La guerra? No, non ha cambiato granchè la mia vita.
Avevo iniziato a lavorare da poco quando scoppiò. Nel'39, fresco di laurea, ero entrato nelle ferrovie come ingegnere. Da ultimo arrivato mi avevano messo alla sezione controlli: verificavamo i documenti sulla manutenzione dei ponti e delle massicciate. Un lavoro d'ufficio calmo e tranquillo, con solo sporadiche uscite per qualche ispezione.
Tra timbri e certificati le mie giornate scorrevano senza intoppo alcuno, e mi scoprii più che adatto a quel genere di vita, aspettando una promozione.
Alla dichiarazione di guerra fui mobilitato e, come sottotenente ingegnere, assegnato ai reparti del genio. Dopo un corso affrettato mi trovai assegnato al servizio tecnico nelle fortificazioni della linea Maginot. Mi occupavo prevalentemente di progetti di demolizione, per chiudere la via all'avanzata nemica; ironia della sorte, adesso il mio lavoro era predisporre piani per far saltare in aria quei ponti di cui prima certificavo la resistenza. Quei mesi di servizio nelle fortificazioni, però, non furono così diversi da prima: il mio ufficio non aveva più finestra, e al termine dell'orario mi ritiravo in camerate sotterranee invece di tornare a casa.
Ma sempre di documenti di resistenza strutturale e tabelle si trattava, per me, aspettando di esser chiamati all'azione.
Poi i tedeschi attaccarono davvero, e ancora una volta nulla accadde. Perchè l'attacco lambì soltanto la linea difensiva, e non nella sezione centrale in cui ero stazionato. Mentre la Francia veniva invasa, nel bunker regnava una calma irreale, resa nervosa dai bollettini che giungevano da dove si combatteva davvero. Tutto quello che facevo era ricontrollare i miei piani di demolizione e stare pronto, aspettando il momento in cui, con una semplice telefonata, avrei ordinato di far detonare le cariche esplosive.

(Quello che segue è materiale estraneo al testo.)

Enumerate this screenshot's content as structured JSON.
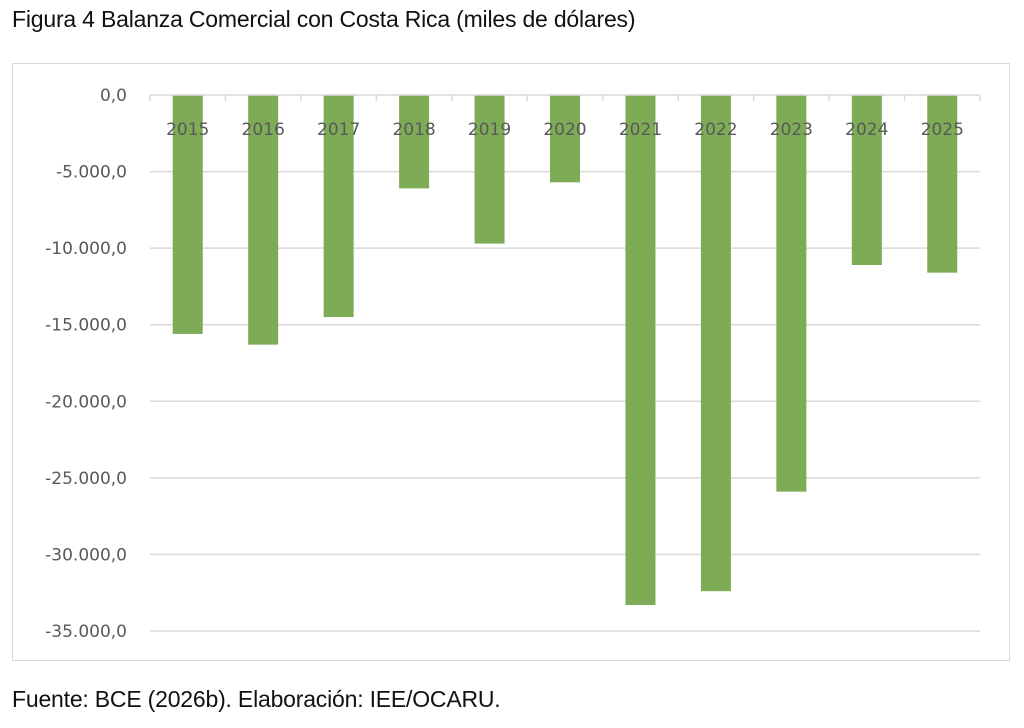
{
  "figure": {
    "title": "Figura 4 Balanza Comercial con Costa Rica (miles de dólares)",
    "source": "Fuente: BCE (2026b). Elaboración: IEE/OCARU."
  },
  "colors": {
    "bar": "#7eab55",
    "gridline": "#d9d9d9",
    "axis_text": "#595959",
    "frame": "#d9d9d9"
  },
  "chart_data": {
    "type": "bar",
    "title": "Figura 4 Balanza Comercial con Costa Rica (miles de dólares)",
    "xlabel": "",
    "ylabel": "",
    "categories": [
      "2015",
      "2016",
      "2017",
      "2018",
      "2019",
      "2020",
      "2021",
      "2022",
      "2023",
      "2024",
      "2025"
    ],
    "values": [
      -15600,
      -16300,
      -14500,
      -6100,
      -9700,
      -5700,
      -33300,
      -32400,
      -25900,
      -11100,
      -11600
    ],
    "ylim": [
      -35000,
      0
    ],
    "yticks": [
      0,
      -5000,
      -10000,
      -15000,
      -20000,
      -25000,
      -30000,
      -35000
    ],
    "ytick_labels": [
      "0,0",
      "-5.000,0",
      "-10.000,0",
      "-15.000,0",
      "-20.000,0",
      "-25.000,0",
      "-30.000,0",
      "-35.000,0"
    ],
    "grid": true,
    "legend": "none",
    "x_labels_position": "top, below zero line"
  }
}
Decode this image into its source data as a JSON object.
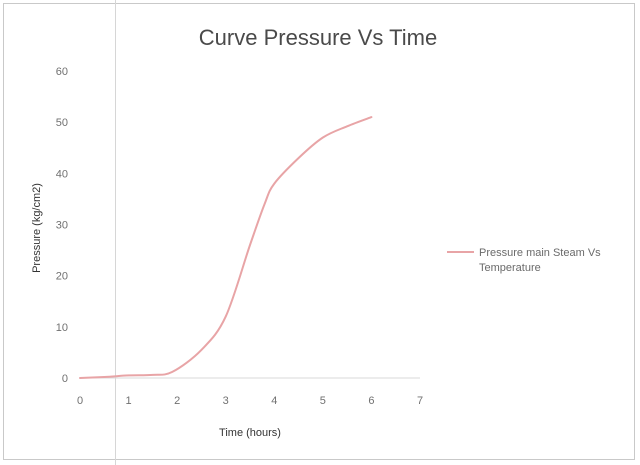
{
  "chart_data": {
    "type": "line",
    "title": "Curve Pressure Vs Time",
    "xlabel": "Time (hours)",
    "ylabel": "Pressure (kg/cm2)",
    "xlim": [
      0,
      7
    ],
    "ylim": [
      0,
      60
    ],
    "xticks": [
      "0",
      "1",
      "2",
      "3",
      "4",
      "5",
      "6",
      "7"
    ],
    "yticks": [
      "0",
      "10",
      "20",
      "30",
      "40",
      "50",
      "60"
    ],
    "grid": false,
    "legend_position": "right",
    "series": [
      {
        "name": "Pressure main Steam Vs Temperature",
        "color": "#e8a4a6",
        "x": [
          0,
          0.5,
          1,
          1.5,
          1.9,
          2.5,
          3,
          3.5,
          3.8,
          4,
          4.5,
          5,
          5.5,
          6
        ],
        "y": [
          0,
          0.2,
          0.5,
          0.6,
          1.2,
          5.5,
          12,
          26,
          34,
          38,
          43,
          47,
          49.2,
          51
        ]
      }
    ]
  }
}
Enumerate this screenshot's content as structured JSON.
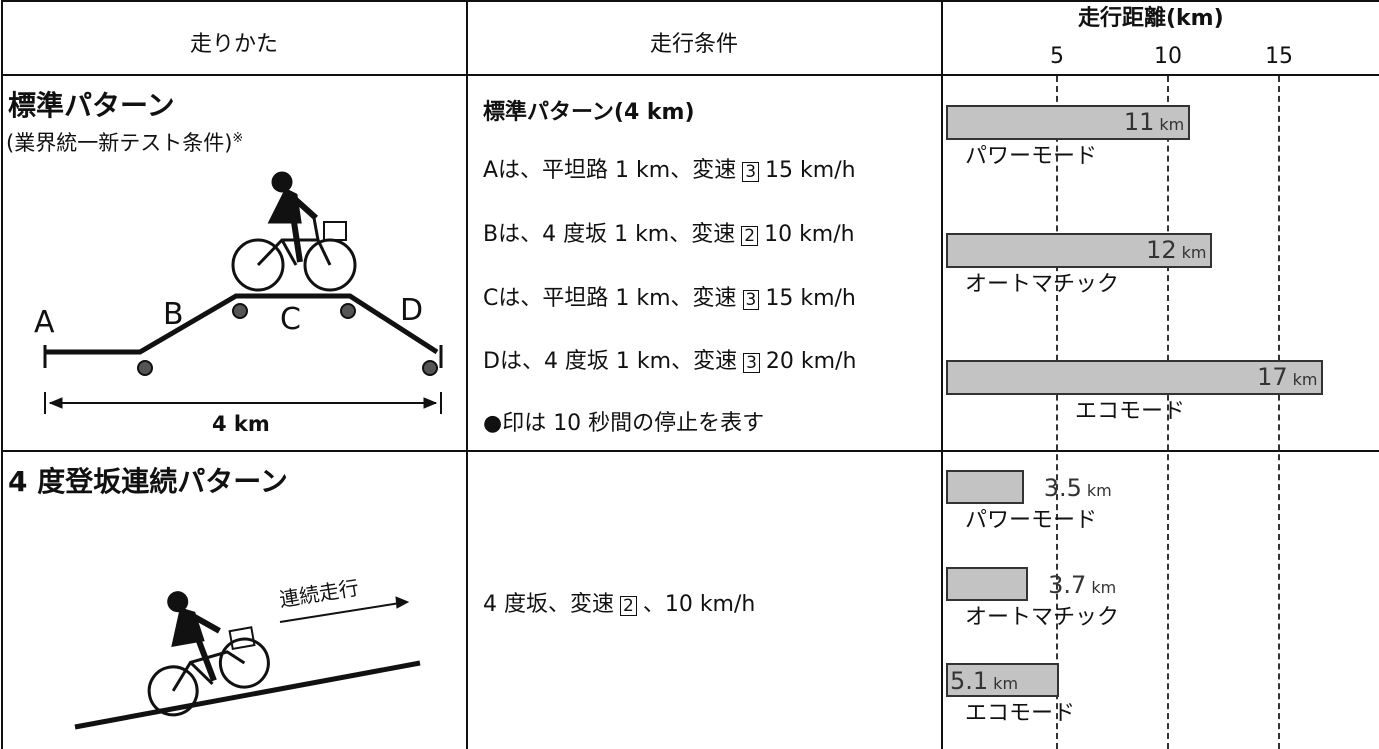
{
  "header": {
    "method": "走りかた",
    "condition": "走行条件",
    "distance": "走行距離(km)"
  },
  "axis": {
    "xlim": [
      0,
      19.5
    ],
    "xticks": [
      5,
      10,
      15
    ]
  },
  "rows": [
    {
      "title": "標準パターン",
      "subtitle": "(業界統一新テスト条件)",
      "note": "※",
      "diagram": {
        "points": [
          "A",
          "B",
          "C",
          "D"
        ],
        "length": "4 km"
      },
      "condition_title": "標準パターン(4 km)",
      "conditions": [
        {
          "pre": "Aは、平坦路 1 km、変速",
          "gear": "3",
          "post": "15 km/h"
        },
        {
          "pre": "Bは、4 度坂 1 km、変速",
          "gear": "2",
          "post": "10 km/h"
        },
        {
          "pre": "Cは、平坦路 1 km、変速",
          "gear": "3",
          "post": "15 km/h"
        },
        {
          "pre": "Dは、4 度坂 1 km、変速",
          "gear": "3",
          "post": "20 km/h"
        }
      ],
      "footnote": "●印は 10 秒間の停止を表す",
      "bars": [
        {
          "name": "パワーモード",
          "value": 11,
          "unit": "km"
        },
        {
          "name": "オートマチック",
          "value": 12,
          "unit": "km"
        },
        {
          "name": "エコモード",
          "value": 17,
          "unit": "km"
        }
      ]
    },
    {
      "title": "4 度登坂連続パターン",
      "annotation": "連続走行",
      "conditions": [
        {
          "pre": "4 度坂、変速",
          "gear": "2",
          "post": "、10 km/h"
        }
      ],
      "bars": [
        {
          "name": "パワーモード",
          "value": 3.5,
          "unit": "km"
        },
        {
          "name": "オートマチック",
          "value": 3.7,
          "unit": "km"
        },
        {
          "name": "エコモード",
          "value": 5.1,
          "unit": "km"
        }
      ]
    }
  ]
}
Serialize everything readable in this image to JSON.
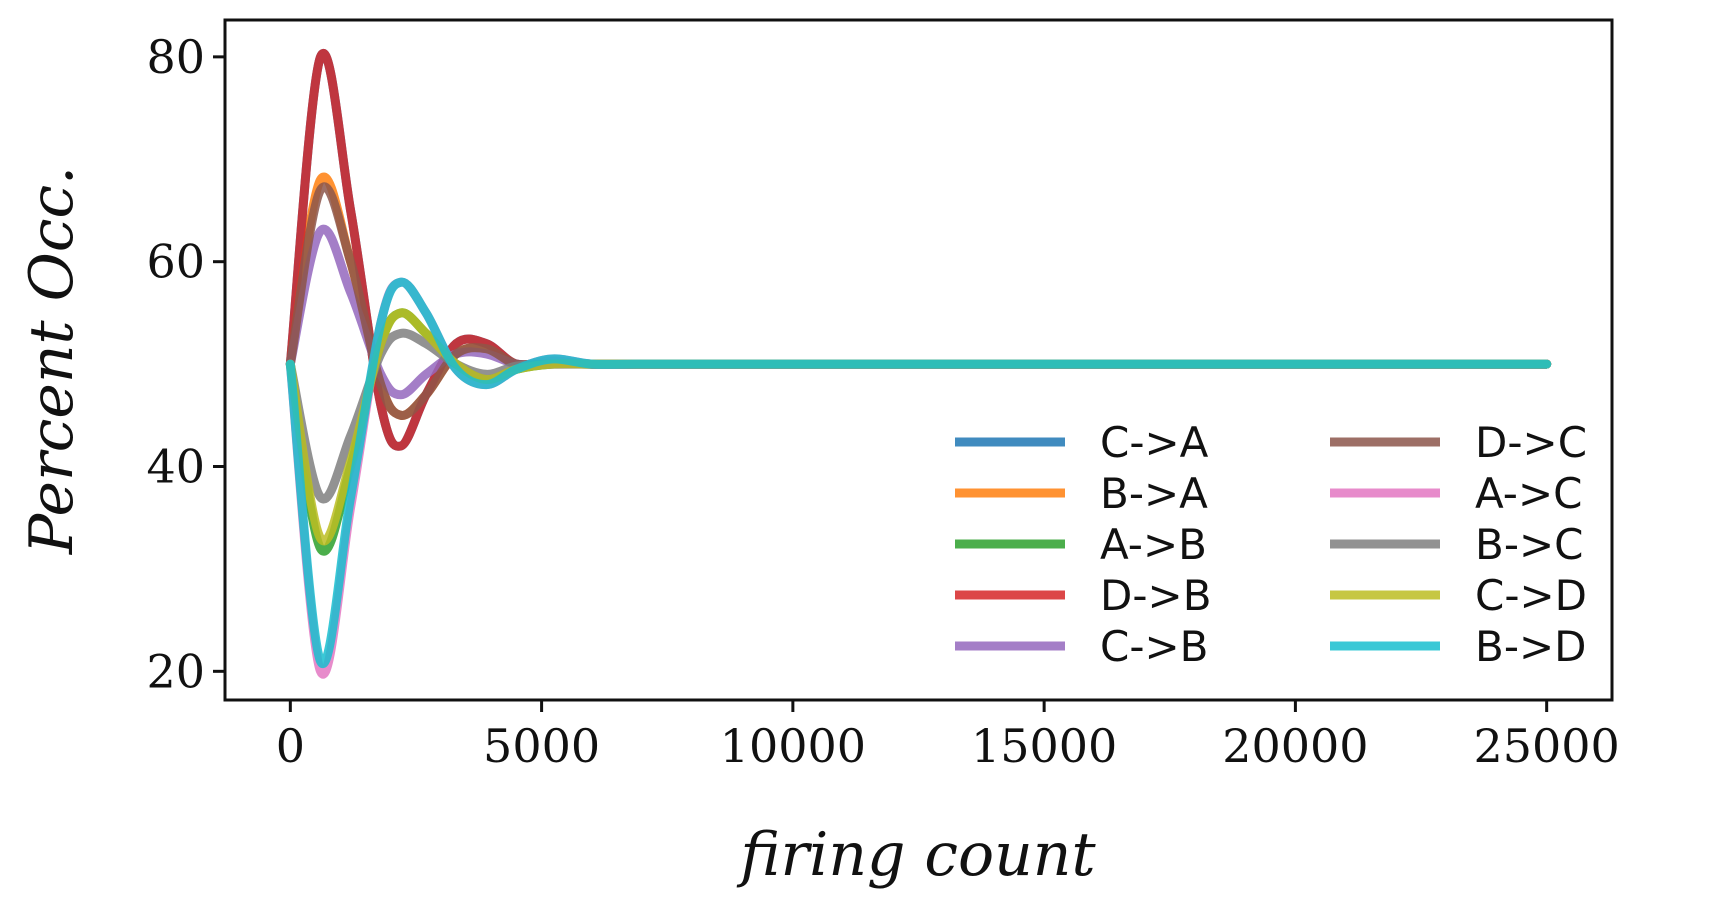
{
  "chart_data": {
    "type": "line",
    "title": "",
    "xlabel": "firing count",
    "ylabel": "Percent Occ.",
    "xlim": [
      -1300,
      26300
    ],
    "ylim": [
      17.2,
      83.6
    ],
    "xticks": [
      0,
      5000,
      10000,
      15000,
      20000,
      25000
    ],
    "yticks": [
      20,
      40,
      60,
      80
    ],
    "grid": false,
    "legend": {
      "placement": "bottom-right",
      "columns": 2
    },
    "series": [
      {
        "name": "C->A",
        "color": "#1f77b4",
        "x": [
          0,
          600,
          1200,
          1800,
          2200,
          2700,
          3300,
          3900,
          4500,
          5200,
          6000,
          7000,
          10000,
          15000,
          20000,
          25000
        ],
        "y": [
          50,
          80,
          65,
          46,
          42,
          47,
          52,
          52,
          50,
          50.3,
          50,
          50,
          50,
          50,
          50,
          50
        ]
      },
      {
        "name": "B->A",
        "color": "#ff7f0e",
        "x": [
          0,
          600,
          1200,
          1800,
          2200,
          2700,
          3300,
          3900,
          4500,
          5200,
          6000,
          7000,
          10000,
          15000,
          20000,
          25000
        ],
        "y": [
          50,
          68,
          60,
          48,
          45,
          47,
          51,
          51.5,
          50,
          50.2,
          50,
          50,
          50,
          50,
          50,
          50
        ]
      },
      {
        "name": "A->B",
        "color": "#2ca02c",
        "x": [
          0,
          600,
          1200,
          1800,
          2200,
          2700,
          3300,
          3900,
          4500,
          5200,
          6000,
          7000,
          10000,
          15000,
          20000,
          25000
        ],
        "y": [
          50,
          32,
          40,
          52,
          55,
          53,
          50,
          48.5,
          49.5,
          50,
          50,
          50,
          50,
          50,
          50,
          50
        ]
      },
      {
        "name": "D->B",
        "color": "#d62728",
        "x": [
          0,
          600,
          1200,
          1800,
          2200,
          2700,
          3300,
          3900,
          4500,
          5200,
          6000,
          7000,
          10000,
          15000,
          20000,
          25000
        ],
        "y": [
          50,
          80,
          65,
          46,
          42,
          47,
          52,
          52,
          50,
          50.3,
          50,
          50,
          50,
          50,
          50,
          50
        ]
      },
      {
        "name": "C->B",
        "color": "#9467bd",
        "x": [
          0,
          600,
          1200,
          1800,
          2200,
          2700,
          3300,
          3900,
          4500,
          5200,
          6000,
          7000,
          10000,
          15000,
          20000,
          25000
        ],
        "y": [
          50,
          63,
          57,
          49,
          47,
          49,
          51,
          51,
          50,
          50,
          50,
          50,
          50,
          50,
          50,
          50
        ]
      },
      {
        "name": "D->C",
        "color": "#8c564b",
        "x": [
          0,
          600,
          1200,
          1800,
          2200,
          2700,
          3300,
          3900,
          4500,
          5200,
          6000,
          7000,
          10000,
          15000,
          20000,
          25000
        ],
        "y": [
          50,
          67,
          60,
          48,
          45,
          47,
          51,
          51.5,
          50,
          50.2,
          50,
          50,
          50,
          50,
          50,
          50
        ]
      },
      {
        "name": "A->C",
        "color": "#e377c2",
        "x": [
          0,
          600,
          1200,
          1800,
          2200,
          2700,
          3300,
          3900,
          4500,
          5200,
          6000,
          7000,
          10000,
          15000,
          20000,
          25000
        ],
        "y": [
          50,
          20,
          36,
          54,
          58,
          55,
          49.5,
          48,
          49.5,
          50.5,
          50,
          50,
          50,
          50,
          50,
          50
        ]
      },
      {
        "name": "B->C",
        "color": "#7f7f7f",
        "x": [
          0,
          600,
          1200,
          1800,
          2200,
          2700,
          3300,
          3900,
          4500,
          5200,
          6000,
          7000,
          10000,
          15000,
          20000,
          25000
        ],
        "y": [
          50,
          37,
          43,
          51,
          53,
          52,
          50,
          49,
          49.8,
          50,
          50,
          50,
          50,
          50,
          50,
          50
        ]
      },
      {
        "name": "C->D",
        "color": "#bcbd22",
        "x": [
          0,
          600,
          1200,
          1800,
          2200,
          2700,
          3300,
          3900,
          4500,
          5200,
          6000,
          7000,
          10000,
          15000,
          20000,
          25000
        ],
        "y": [
          50,
          33,
          40.5,
          52,
          55,
          53,
          50,
          48.5,
          49.5,
          50,
          50,
          50,
          50,
          50,
          50,
          50
        ]
      },
      {
        "name": "B->D",
        "color": "#17becf",
        "x": [
          0,
          600,
          1200,
          1800,
          2200,
          2700,
          3300,
          3900,
          4500,
          5200,
          6000,
          7000,
          10000,
          15000,
          20000,
          25000
        ],
        "y": [
          50,
          21,
          37,
          54,
          58,
          55,
          49.5,
          48,
          49.5,
          50.5,
          50,
          50,
          50,
          50,
          50,
          50
        ]
      }
    ]
  }
}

Non feci mai quella telefonata. Nessuno dei piani di demolizione da me firmati fu mai attuato. La notizia della resa arrivò prima che la nostra fortificazione venisse attaccata, come altre, alle spalle dai Tedeschi ormai padroni della Francia. Molti dei miei commilitoni, quasi vergognandosi di non aver potuto combattere per la difesa della Nazione, scelsero di darsi alla macchia e formare bande per la lotta clandestina.
Io ed altri, invece, rimanemmo nei sotterranei ormai inutili e silenziosi, aspettando che qualcuno ci dicesse cosa fare.